Il dottor Maurizio Ippoliti: "L’aspetto più terrificante di questa tragedia, oltre l’enorme perdita di vite umane, è stato, a mio avviso, la necessità crudele quanto inderogabile, di impedire la vicinanza tra malati e parenti"

Il racconto dell'anno di lotta al Covid nelle corsie dell'ospedale di Mondovì

Fine anno tempo di bilanci. A raccontare come l’ospedale Regina Montis Regalis di Mondovì ha affrontato la pandemia è il dottor Maurizio Ippoliti, dirigente medico e consigliere comunale che ha ripercorso l’anno che sta per finire, raccontando la vita in corsia durante la pandemia.
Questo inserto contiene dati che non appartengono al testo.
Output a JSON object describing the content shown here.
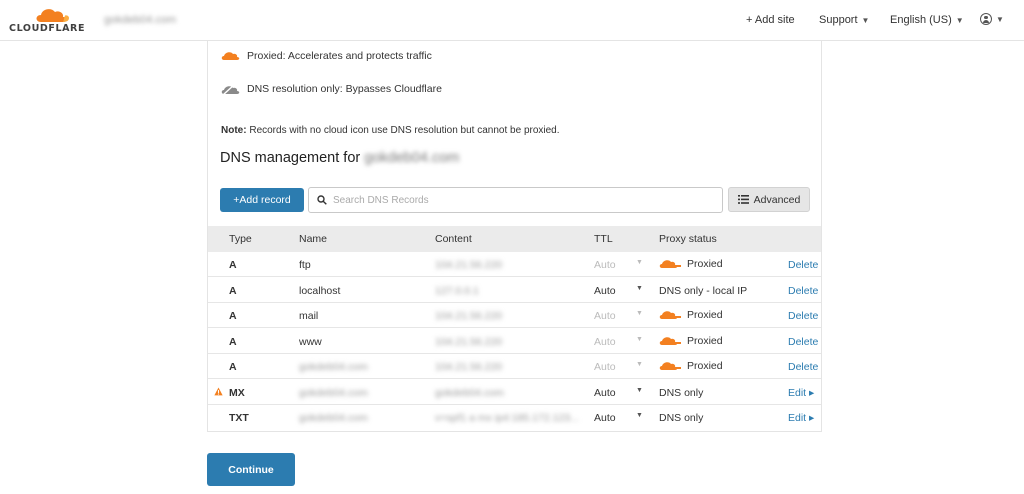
{
  "header": {
    "logo_text": "CLOUDFLARE",
    "account_name": "gokdeb04.com",
    "add_site": "+ Add site",
    "support": "Support",
    "language": "English (US)"
  },
  "legend": {
    "proxied": "Proxied: Accelerates and protects traffic",
    "dns_only": "DNS resolution only: Bypasses Cloudflare"
  },
  "note": {
    "label": "Note:",
    "text": " Records with no cloud icon use DNS resolution but cannot be proxied."
  },
  "dns": {
    "heading": "DNS management for ",
    "domain": "gokdeb04.com",
    "add_record": "+Add record",
    "search_placeholder": "Search DNS Records",
    "advanced": "Advanced"
  },
  "table": {
    "headers": {
      "type": "Type",
      "name": "Name",
      "content": "Content",
      "ttl": "TTL",
      "proxy": "Proxy status"
    },
    "rows": [
      {
        "type": "A",
        "name": "ftp",
        "content": "104.21.56.220",
        "ttl": "Auto",
        "proxy": "Proxied",
        "action": "Delete"
      },
      {
        "type": "A",
        "name": "localhost",
        "content": "127.0.0.1",
        "ttl": "Auto",
        "proxy": "DNS only - local IP",
        "action": "Delete"
      },
      {
        "type": "A",
        "name": "mail",
        "content": "104.21.56.220",
        "ttl": "Auto",
        "proxy": "Proxied",
        "action": "Delete"
      },
      {
        "type": "A",
        "name": "www",
        "content": "104.21.56.220",
        "ttl": "Auto",
        "proxy": "Proxied",
        "action": "Delete"
      },
      {
        "type": "A",
        "name": "gokdeb04.com",
        "content": "104.21.56.220",
        "ttl": "Auto",
        "proxy": "Proxied",
        "action": "Delete"
      },
      {
        "type": "MX",
        "name": "gokdeb04.com",
        "content": "gokdeb04.com",
        "ttl": "Auto",
        "proxy": "DNS only",
        "action": "Edit ▸"
      },
      {
        "type": "TXT",
        "name": "gokdeb04.com",
        "content": "v=spf1 a mx ip4:185.172.123...",
        "ttl": "Auto",
        "proxy": "DNS only",
        "action": "Edit ▸"
      }
    ]
  },
  "continue_label": "Continue",
  "colors": {
    "brand": "#f38020",
    "link": "#2c7cb0",
    "warning": "#f38020"
  }
}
"In quest’anno che sta per terminare, abbiamo purtroppo conosciuto il Covid-19, un virus subdolo, che ci ha portato via tanti nostri cari familiari ed amiciNessuno di noi avrebbe mai immaginato l’evolversi della situazione ed il triste epilogo". - ha spiegato il dottor Maurizio Ippoliti nel corso dell'ultimo consiglio comunale - "Questo virus ci ha stravolto globalmente, cambiando il nostro modo di lavorare, le regole e i protocolli con i quali eravamo abituati. Ha capovolto il mondo della sanità, ma anche quello della scuola, della didattica, quello dello sport, segnando gravemente anche l’economia.  Ha stravolto i nostri affetti e le nostre relazioni sociali. Anche la nostra Mondovì è stata violata dalla pandemia, pagando purtroppo un caro prezzo in termini di vite umane e di focolai di contagio tra i cittadini e tra gli stessi operatori sanitari”.
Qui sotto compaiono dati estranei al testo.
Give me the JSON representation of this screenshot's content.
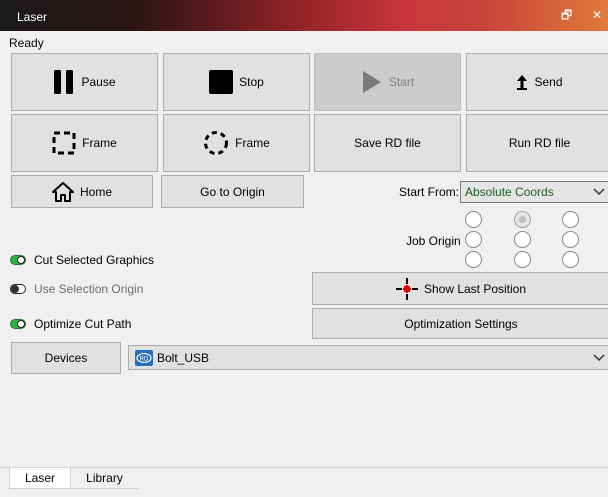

Un vecchio proverbio recita: "Quando soffia il vento del cambiamento c'è chi costruisce muri e chi mulini a vento". E se questo 2020 qualcosa ci ha lasciato è proprio la capacità di cambiare prospettiva, di saper far fronte al cambiamento per andare avanti. Ed è esattamente così che il nosocomio monregalese ha continuato ad assistere i pazienti: non scoraggiandosi e imparando ad adattarsi alle nuove situazioni di emergenza.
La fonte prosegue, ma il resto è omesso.